Point one: breast-feeding and mother’s milk is proven to be better for babies. Point two: how hard can it be to find somewhere private to do a bit of breast-pumping? I mean, they’ll give the poor girls loos with doors, won’t they? Point three: will the Aussie netballers run screaming into the night at the horrific sight of a breast and a pump?
Netballers are made of sterner stuff. I’m just thinking how to put this politely, but netballers are kind of like rugby players. There’s a bit of unfettered, boisterous joy in netballers. When they party, they party hard.
A netball celebration is not a place for the faint-hearted. I can remember a rugby team-mate’s birthday party which got a bit, well, unrestrained and the netball girls from the club did an impromptu can-can.
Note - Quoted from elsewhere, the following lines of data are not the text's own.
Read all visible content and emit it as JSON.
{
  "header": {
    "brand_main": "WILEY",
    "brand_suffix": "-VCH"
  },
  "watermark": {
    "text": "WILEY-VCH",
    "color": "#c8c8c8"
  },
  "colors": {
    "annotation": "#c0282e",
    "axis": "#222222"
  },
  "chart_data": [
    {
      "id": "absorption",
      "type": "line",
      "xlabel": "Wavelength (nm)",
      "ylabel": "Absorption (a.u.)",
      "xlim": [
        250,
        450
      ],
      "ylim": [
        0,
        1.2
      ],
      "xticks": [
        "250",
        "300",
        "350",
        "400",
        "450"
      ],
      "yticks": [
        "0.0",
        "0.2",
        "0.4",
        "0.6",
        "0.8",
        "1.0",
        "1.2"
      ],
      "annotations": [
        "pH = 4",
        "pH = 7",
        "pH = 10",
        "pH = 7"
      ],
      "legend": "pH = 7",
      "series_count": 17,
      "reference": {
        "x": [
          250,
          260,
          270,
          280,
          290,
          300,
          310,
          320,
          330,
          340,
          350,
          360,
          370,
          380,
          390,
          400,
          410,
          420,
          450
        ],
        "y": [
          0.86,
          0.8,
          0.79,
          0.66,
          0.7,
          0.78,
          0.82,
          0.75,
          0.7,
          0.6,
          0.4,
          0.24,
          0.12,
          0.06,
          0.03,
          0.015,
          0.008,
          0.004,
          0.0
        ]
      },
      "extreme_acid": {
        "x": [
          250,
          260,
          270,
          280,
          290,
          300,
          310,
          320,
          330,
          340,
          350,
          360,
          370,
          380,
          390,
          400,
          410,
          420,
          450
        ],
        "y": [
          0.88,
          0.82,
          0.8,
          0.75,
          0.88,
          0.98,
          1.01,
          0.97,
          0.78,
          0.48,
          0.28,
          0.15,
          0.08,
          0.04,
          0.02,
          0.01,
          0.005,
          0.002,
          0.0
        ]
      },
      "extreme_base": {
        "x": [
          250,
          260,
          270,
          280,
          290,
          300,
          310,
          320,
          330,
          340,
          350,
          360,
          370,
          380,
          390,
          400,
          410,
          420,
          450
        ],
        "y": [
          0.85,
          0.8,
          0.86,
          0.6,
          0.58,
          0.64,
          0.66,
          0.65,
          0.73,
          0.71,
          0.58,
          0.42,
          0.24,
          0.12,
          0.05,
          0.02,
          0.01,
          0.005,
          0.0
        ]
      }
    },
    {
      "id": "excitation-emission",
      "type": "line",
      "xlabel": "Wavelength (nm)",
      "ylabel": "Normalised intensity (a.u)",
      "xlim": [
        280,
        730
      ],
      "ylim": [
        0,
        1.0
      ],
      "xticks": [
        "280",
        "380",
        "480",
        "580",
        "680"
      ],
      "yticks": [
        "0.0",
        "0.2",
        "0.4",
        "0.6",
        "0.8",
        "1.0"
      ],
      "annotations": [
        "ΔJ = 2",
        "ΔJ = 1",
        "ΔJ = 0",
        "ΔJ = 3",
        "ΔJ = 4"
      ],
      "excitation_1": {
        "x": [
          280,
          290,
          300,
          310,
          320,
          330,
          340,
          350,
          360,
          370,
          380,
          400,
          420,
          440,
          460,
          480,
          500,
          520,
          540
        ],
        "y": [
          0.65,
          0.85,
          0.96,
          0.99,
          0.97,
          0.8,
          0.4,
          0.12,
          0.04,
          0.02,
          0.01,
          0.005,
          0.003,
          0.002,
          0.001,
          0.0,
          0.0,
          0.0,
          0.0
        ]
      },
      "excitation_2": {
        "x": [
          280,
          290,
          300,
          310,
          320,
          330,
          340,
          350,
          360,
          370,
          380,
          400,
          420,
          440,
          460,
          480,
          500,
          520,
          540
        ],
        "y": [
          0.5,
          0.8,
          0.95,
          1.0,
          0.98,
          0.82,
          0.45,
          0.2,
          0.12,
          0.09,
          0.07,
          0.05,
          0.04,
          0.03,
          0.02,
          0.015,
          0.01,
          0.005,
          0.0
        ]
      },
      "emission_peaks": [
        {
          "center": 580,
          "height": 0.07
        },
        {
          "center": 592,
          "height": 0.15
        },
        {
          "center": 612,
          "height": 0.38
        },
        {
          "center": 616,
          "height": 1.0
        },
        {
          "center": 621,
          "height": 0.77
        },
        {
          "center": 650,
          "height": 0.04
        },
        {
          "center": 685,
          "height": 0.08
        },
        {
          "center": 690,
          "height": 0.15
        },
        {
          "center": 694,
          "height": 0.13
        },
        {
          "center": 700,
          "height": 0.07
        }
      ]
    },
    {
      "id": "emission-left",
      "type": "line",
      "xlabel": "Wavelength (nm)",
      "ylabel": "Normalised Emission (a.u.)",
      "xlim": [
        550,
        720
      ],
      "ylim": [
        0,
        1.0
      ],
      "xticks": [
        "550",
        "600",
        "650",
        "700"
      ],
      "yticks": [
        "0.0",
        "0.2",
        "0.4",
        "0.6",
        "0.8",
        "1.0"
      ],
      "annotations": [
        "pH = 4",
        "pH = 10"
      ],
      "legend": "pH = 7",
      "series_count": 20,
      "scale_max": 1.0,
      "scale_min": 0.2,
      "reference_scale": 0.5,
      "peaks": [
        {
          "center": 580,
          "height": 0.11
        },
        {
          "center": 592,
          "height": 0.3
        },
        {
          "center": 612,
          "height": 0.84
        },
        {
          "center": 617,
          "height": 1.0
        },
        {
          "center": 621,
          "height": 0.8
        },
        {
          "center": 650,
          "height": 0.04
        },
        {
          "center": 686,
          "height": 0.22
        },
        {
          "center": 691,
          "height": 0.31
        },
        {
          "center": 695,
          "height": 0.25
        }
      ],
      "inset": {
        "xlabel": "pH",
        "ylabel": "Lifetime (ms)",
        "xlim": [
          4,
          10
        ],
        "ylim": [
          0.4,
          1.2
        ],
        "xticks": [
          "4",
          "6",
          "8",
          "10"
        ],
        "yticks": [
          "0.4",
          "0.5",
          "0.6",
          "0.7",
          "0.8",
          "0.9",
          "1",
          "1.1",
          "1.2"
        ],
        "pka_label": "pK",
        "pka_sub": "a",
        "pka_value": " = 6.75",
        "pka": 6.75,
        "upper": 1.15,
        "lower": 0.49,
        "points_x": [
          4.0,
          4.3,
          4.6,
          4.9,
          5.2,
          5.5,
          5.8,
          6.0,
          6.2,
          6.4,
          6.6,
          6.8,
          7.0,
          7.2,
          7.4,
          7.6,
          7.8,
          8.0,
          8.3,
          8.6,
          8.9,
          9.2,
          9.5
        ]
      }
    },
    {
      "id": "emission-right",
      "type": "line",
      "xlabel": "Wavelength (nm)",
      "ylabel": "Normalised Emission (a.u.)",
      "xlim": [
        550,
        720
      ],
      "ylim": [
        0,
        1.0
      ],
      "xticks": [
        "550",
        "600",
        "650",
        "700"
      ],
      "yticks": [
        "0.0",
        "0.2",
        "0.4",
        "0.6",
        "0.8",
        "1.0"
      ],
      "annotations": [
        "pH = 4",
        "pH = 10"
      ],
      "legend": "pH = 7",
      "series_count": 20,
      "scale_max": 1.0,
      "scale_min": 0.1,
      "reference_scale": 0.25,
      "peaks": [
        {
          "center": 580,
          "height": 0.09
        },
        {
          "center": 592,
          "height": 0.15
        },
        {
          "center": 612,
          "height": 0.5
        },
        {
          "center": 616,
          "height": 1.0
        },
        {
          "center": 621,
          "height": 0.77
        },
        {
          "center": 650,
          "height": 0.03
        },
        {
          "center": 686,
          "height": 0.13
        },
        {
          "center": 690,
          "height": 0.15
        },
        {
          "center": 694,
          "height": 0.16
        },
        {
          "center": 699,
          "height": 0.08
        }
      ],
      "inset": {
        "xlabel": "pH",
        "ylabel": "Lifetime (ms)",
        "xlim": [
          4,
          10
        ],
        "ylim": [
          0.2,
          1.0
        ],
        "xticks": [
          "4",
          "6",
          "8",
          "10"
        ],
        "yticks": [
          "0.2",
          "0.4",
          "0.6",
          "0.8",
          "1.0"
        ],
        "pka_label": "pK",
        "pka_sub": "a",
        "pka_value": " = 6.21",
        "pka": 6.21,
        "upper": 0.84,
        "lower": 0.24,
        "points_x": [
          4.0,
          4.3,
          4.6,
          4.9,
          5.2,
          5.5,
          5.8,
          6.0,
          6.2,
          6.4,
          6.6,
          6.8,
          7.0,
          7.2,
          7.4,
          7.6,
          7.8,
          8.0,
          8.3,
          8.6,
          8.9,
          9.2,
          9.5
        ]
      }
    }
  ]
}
They were all still wearing netball gear but none of them appeared to have remembered undergarments.
Wives and girlfriends came from everywhere to block our view of this remarkable spectacle, but it was too late. We’d already been outraged.
But enough of lack of knickers and back to Norma – and that’s not as big a jump as you might imagine. Norma has a face like she’s sucked on something too hard, usually when she is talking to the New Zealand media after an Australian loss.
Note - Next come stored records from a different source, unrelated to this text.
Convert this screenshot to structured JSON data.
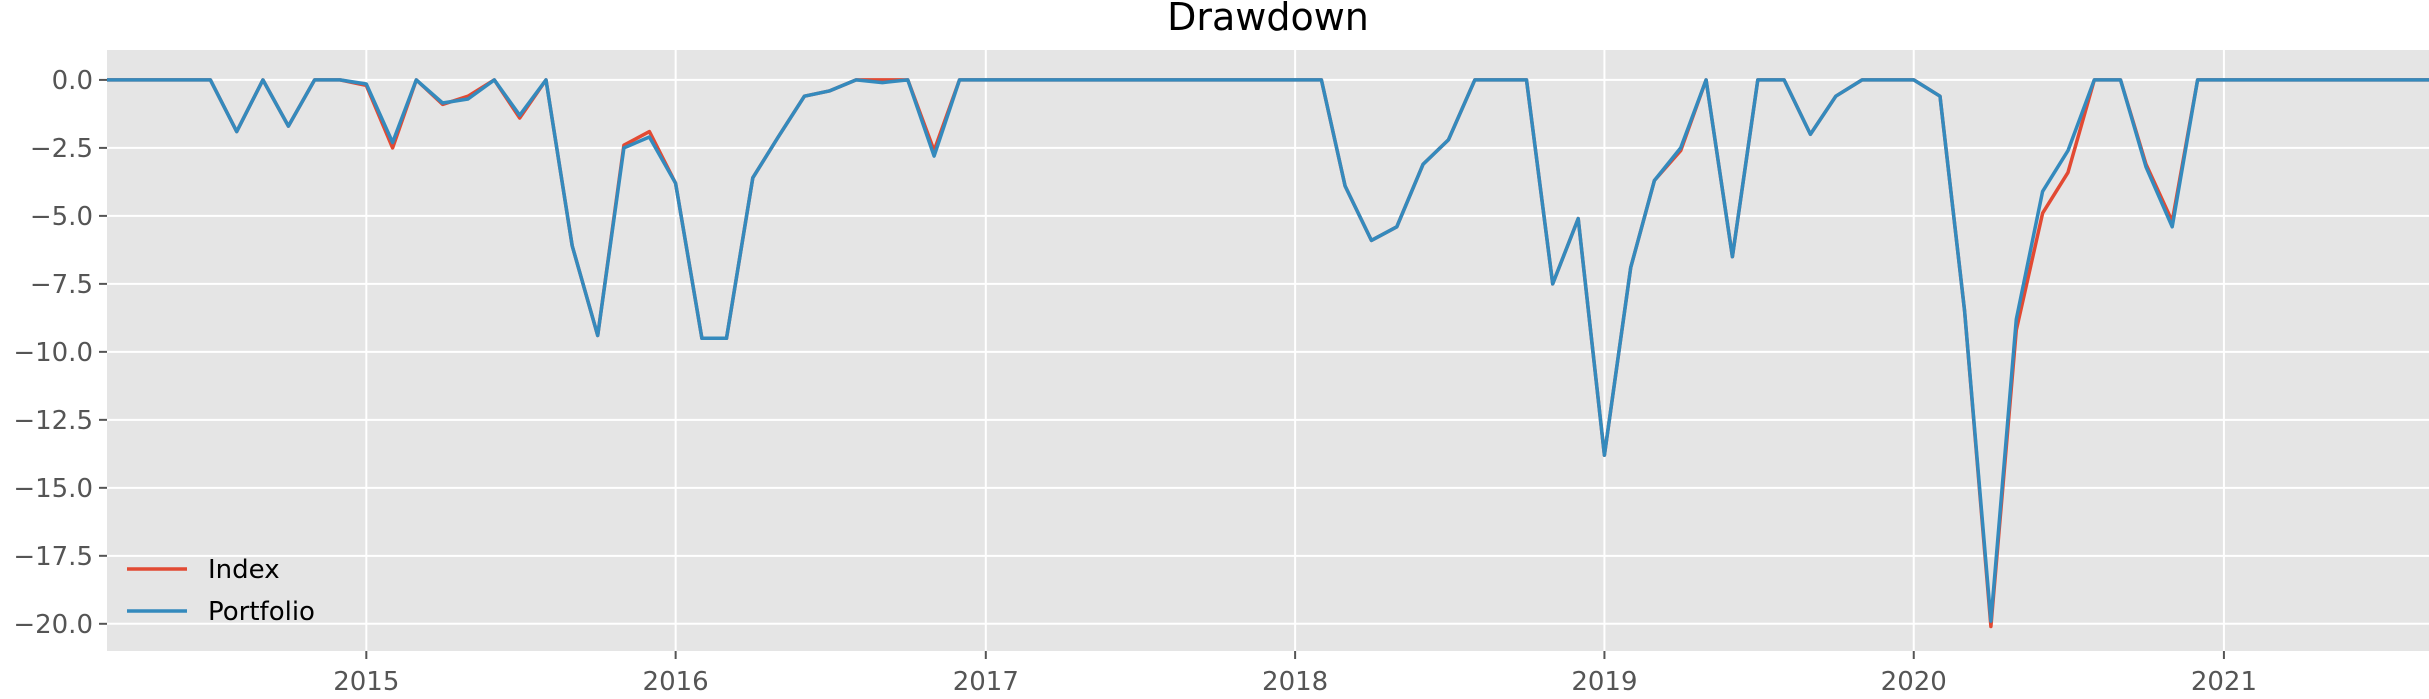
{
  "chart_data": {
    "type": "line",
    "title": "Drawdown",
    "xlabel": "",
    "ylabel": "",
    "xlim": [
      "2014-03-01",
      "2021-08-31"
    ],
    "ylim": [
      -21,
      1.1
    ],
    "x_ticks": [
      {
        "date": "2015-01-01",
        "label": "2015"
      },
      {
        "date": "2016-01-01",
        "label": "2016"
      },
      {
        "date": "2017-01-01",
        "label": "2017"
      },
      {
        "date": "2018-01-01",
        "label": "2018"
      },
      {
        "date": "2019-01-01",
        "label": "2019"
      },
      {
        "date": "2020-01-01",
        "label": "2020"
      },
      {
        "date": "2021-01-01",
        "label": "2021"
      }
    ],
    "y_ticks": [
      {
        "value": 0.0,
        "label": "0.0"
      },
      {
        "value": -2.5,
        "label": "−2.5"
      },
      {
        "value": -5.0,
        "label": "−5.0"
      },
      {
        "value": -7.5,
        "label": "−7.5"
      },
      {
        "value": -10.0,
        "label": "−10.0"
      },
      {
        "value": -12.5,
        "label": "−12.5"
      },
      {
        "value": -15.0,
        "label": "−15.0"
      },
      {
        "value": -17.5,
        "label": "−17.5"
      },
      {
        "value": -20.0,
        "label": "−20.0"
      }
    ],
    "grid": true,
    "legend": "lower-left",
    "background": "#e5e5e5",
    "grid_color": "#ffffff",
    "series": [
      {
        "name": "Index",
        "color": "#e24a33",
        "points": [
          [
            "2014-03-01",
            0
          ],
          [
            "2014-06-01",
            0
          ],
          [
            "2014-07-01",
            0
          ],
          [
            "2014-08-01",
            -1.9
          ],
          [
            "2014-09-01",
            0
          ],
          [
            "2014-10-01",
            -1.7
          ],
          [
            "2014-11-01",
            0
          ],
          [
            "2014-12-01",
            0
          ],
          [
            "2015-01-01",
            -0.2
          ],
          [
            "2015-02-01",
            -2.5
          ],
          [
            "2015-03-01",
            0
          ],
          [
            "2015-04-01",
            -0.9
          ],
          [
            "2015-05-01",
            -0.6
          ],
          [
            "2015-06-01",
            0
          ],
          [
            "2015-07-01",
            -1.4
          ],
          [
            "2015-08-01",
            0
          ],
          [
            "2015-09-01",
            -6.1
          ],
          [
            "2015-10-01",
            -9.4
          ],
          [
            "2015-11-01",
            -2.4
          ],
          [
            "2015-12-01",
            -1.9
          ],
          [
            "2016-01-01",
            -3.8
          ],
          [
            "2016-02-01",
            -9.5
          ],
          [
            "2016-03-01",
            -9.5
          ],
          [
            "2016-04-01",
            -3.6
          ],
          [
            "2016-05-01",
            -2.1
          ],
          [
            "2016-06-01",
            -0.6
          ],
          [
            "2016-07-01",
            -0.4
          ],
          [
            "2016-08-01",
            0
          ],
          [
            "2016-09-01",
            0
          ],
          [
            "2016-10-01",
            0
          ],
          [
            "2016-11-01",
            -2.6
          ],
          [
            "2016-12-01",
            0
          ],
          [
            "2018-01-01",
            0
          ],
          [
            "2018-02-01",
            0
          ],
          [
            "2018-03-01",
            -3.9
          ],
          [
            "2018-04-01",
            -5.9
          ],
          [
            "2018-05-01",
            -5.4
          ],
          [
            "2018-06-01",
            -3.1
          ],
          [
            "2018-07-01",
            -2.2
          ],
          [
            "2018-08-01",
            0
          ],
          [
            "2018-09-01",
            0
          ],
          [
            "2018-10-01",
            0
          ],
          [
            "2018-11-01",
            -7.5
          ],
          [
            "2018-12-01",
            -5.1
          ],
          [
            "2019-01-01",
            -13.8
          ],
          [
            "2019-02-01",
            -6.9
          ],
          [
            "2019-03-01",
            -3.7
          ],
          [
            "2019-04-01",
            -2.6
          ],
          [
            "2019-05-01",
            0
          ],
          [
            "2019-06-01",
            -6.5
          ],
          [
            "2019-07-01",
            0
          ],
          [
            "2019-08-01",
            0
          ],
          [
            "2019-09-01",
            -2
          ],
          [
            "2019-10-01",
            -0.6
          ],
          [
            "2019-11-01",
            0
          ],
          [
            "2019-12-01",
            0
          ],
          [
            "2020-01-01",
            0
          ],
          [
            "2020-02-01",
            -0.6
          ],
          [
            "2020-03-01",
            -8.5
          ],
          [
            "2020-04-01",
            -20.1
          ],
          [
            "2020-05-01",
            -9.2
          ],
          [
            "2020-06-01",
            -4.9
          ],
          [
            "2020-07-01",
            -3.4
          ],
          [
            "2020-08-01",
            0
          ],
          [
            "2020-09-01",
            0
          ],
          [
            "2020-10-01",
            -3.1
          ],
          [
            "2020-11-01",
            -5.2
          ],
          [
            "2020-12-01",
            0
          ],
          [
            "2021-08-31",
            0
          ]
        ]
      },
      {
        "name": "Portfolio",
        "color": "#348abd",
        "points": [
          [
            "2014-03-01",
            0
          ],
          [
            "2014-06-01",
            0
          ],
          [
            "2014-07-01",
            0
          ],
          [
            "2014-08-01",
            -1.9
          ],
          [
            "2014-09-01",
            0
          ],
          [
            "2014-10-01",
            -1.7
          ],
          [
            "2014-11-01",
            0
          ],
          [
            "2014-12-01",
            0
          ],
          [
            "2015-01-01",
            -0.15
          ],
          [
            "2015-02-01",
            -2.3
          ],
          [
            "2015-03-01",
            0
          ],
          [
            "2015-04-01",
            -0.85
          ],
          [
            "2015-05-01",
            -0.7
          ],
          [
            "2015-06-01",
            0
          ],
          [
            "2015-07-01",
            -1.3
          ],
          [
            "2015-08-01",
            0
          ],
          [
            "2015-09-01",
            -6.1
          ],
          [
            "2015-10-01",
            -9.4
          ],
          [
            "2015-11-01",
            -2.5
          ],
          [
            "2015-12-01",
            -2.1
          ],
          [
            "2016-01-01",
            -3.8
          ],
          [
            "2016-02-01",
            -9.5
          ],
          [
            "2016-03-01",
            -9.5
          ],
          [
            "2016-04-01",
            -3.6
          ],
          [
            "2016-05-01",
            -2.1
          ],
          [
            "2016-06-01",
            -0.6
          ],
          [
            "2016-07-01",
            -0.4
          ],
          [
            "2016-08-01",
            0
          ],
          [
            "2016-09-01",
            -0.1
          ],
          [
            "2016-10-01",
            0
          ],
          [
            "2016-11-01",
            -2.8
          ],
          [
            "2016-12-01",
            0
          ],
          [
            "2018-01-01",
            0
          ],
          [
            "2018-02-01",
            0
          ],
          [
            "2018-03-01",
            -3.9
          ],
          [
            "2018-04-01",
            -5.9
          ],
          [
            "2018-05-01",
            -5.4
          ],
          [
            "2018-06-01",
            -3.1
          ],
          [
            "2018-07-01",
            -2.2
          ],
          [
            "2018-08-01",
            0
          ],
          [
            "2018-09-01",
            0
          ],
          [
            "2018-10-01",
            0
          ],
          [
            "2018-11-01",
            -7.5
          ],
          [
            "2018-12-01",
            -5.1
          ],
          [
            "2019-01-01",
            -13.8
          ],
          [
            "2019-02-01",
            -6.9
          ],
          [
            "2019-03-01",
            -3.7
          ],
          [
            "2019-04-01",
            -2.5
          ],
          [
            "2019-05-01",
            0
          ],
          [
            "2019-06-01",
            -6.5
          ],
          [
            "2019-07-01",
            0
          ],
          [
            "2019-08-01",
            0
          ],
          [
            "2019-09-01",
            -2
          ],
          [
            "2019-10-01",
            -0.6
          ],
          [
            "2019-11-01",
            0
          ],
          [
            "2019-12-01",
            0
          ],
          [
            "2020-01-01",
            0
          ],
          [
            "2020-02-01",
            -0.6
          ],
          [
            "2020-03-01",
            -8.5
          ],
          [
            "2020-04-01",
            -19.9
          ],
          [
            "2020-05-01",
            -8.8
          ],
          [
            "2020-06-01",
            -4.1
          ],
          [
            "2020-07-01",
            -2.6
          ],
          [
            "2020-08-01",
            0
          ],
          [
            "2020-09-01",
            0
          ],
          [
            "2020-10-01",
            -3.2
          ],
          [
            "2020-11-01",
            -5.4
          ],
          [
            "2020-12-01",
            0
          ],
          [
            "2021-08-31",
            0
          ]
        ]
      }
    ]
  }
}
She went on to make matters worse by expressing (no pun intended) concern that Ilitch would continue to lose weight if she continues to breast-feed and that her loss of weight could impact on the team.
Not half as much as their coach losing weight in the head, eh Norma? I mean, if she’s worried about Ilitch’s weight, she can surely pack a few doughnuts into her or give her the good old mashed-potatoes-and-beer diet.
What’s the fuss all about? Let the poor girl give milk to her baby. No, Norma, I’m afraid you are right up there with John Hopoate and his famous finger which went where no rugby league tackle should ever go. You’re even now on a par with Huish, who (as was breathlessly reported by the Sun) apparently had no history of mental problems. That’s right, pal, you’re as sane as the rest of us. Huish took 10 minutes to hack off his dangly bits with a pair of blunt wire cutters. He then put them into a blue plastic bag before going back to the pub to tell fellow Wales fans. He collapsed – bit of a surprise, that – and horrified drinkers put his severed parts into a pint glass filled with ice. Now there’s a pub you’d not be going back to in case you got that glass, right?
“It wasn’t a bet, but I said I’d cut my balls off if we won,’’ said the not-mentally-ill Huish. “After the match I got up for a pee and saw the cutters in the bathroom. Gethin [a mate] had left them after repairing the chain on the toilet. I remembered what I’d said to him and thought he’d left them there for me.
“So I started hacking away at my tackle. It took about 10 minutes and there was a lot of pain – but I just kept going.’’
Geoff – meet Norma. Norma – meet Geoff. And put down that breast pump. You’ll just do yourself a mischief. Or impact on the team.